A día de hoy unos ocho millones de toneladas de plástico se tiran al océano cada año y para 2050 se calcula que habrá más plástico que peces en el mar. ¿Cómo podemos reducir la contaminación de los plásticos y evitar que termine en el mar?

Además de las medidas para disminuir el consumo diario de este material, Castán señaló que IBM trabaja en nuevos sistemas que permiten atajar uno de los grandes retos que impide que los actuales mecanismos de reciclaje sean más efectivos: el hecho de que los plásticos más comunes que se emplean en el día a día, los PET, solo puedan reciclarse en un 10%.

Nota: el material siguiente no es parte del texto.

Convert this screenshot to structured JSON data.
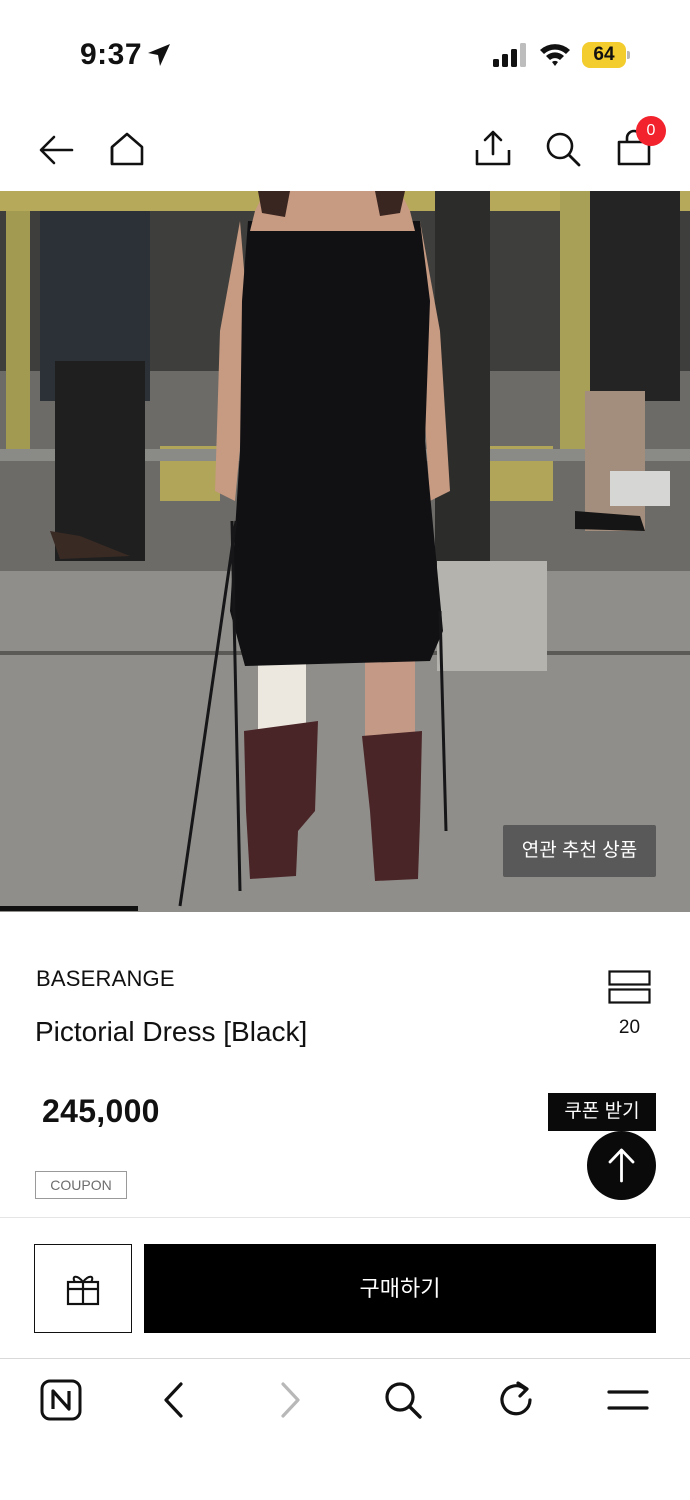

La solución que plantea IBM es emplear un sistema de reciclaje a través de catalizadores llamado VolCat,  que permite separar completamente el plástico del resto de componentes y convertirlo en polvo para facilitar su reciclaje. Al convertir el plástico en monómeros en forma de polvo éste puede emplearse en un 100% para convertirlo en nuevo plástico. “Evitando así que los plásticos lleguen al mar y facilitando que se les dé una nueva vida”, añadió.

La tecnología en la que trabaja IBM facilita que los plásticos se separen más fácilmente del resto de componentes de los envases para favorecer su reciclaje. - IBM

En definitiva, Castán incidió en la responsabilidad tanto de personas, como de gobiernos, y grandes corporaciones como IBM, a la hora de trabajar para resolver las problemáticas que se producen a lo largo de todo el ciclo productivo de los alimentos y favorecer así un futuro más sostenible. “Es sobre este ciclo sobre el que queremos actuar y entender cómo la tecnología nos puede ayudar”, concluyó.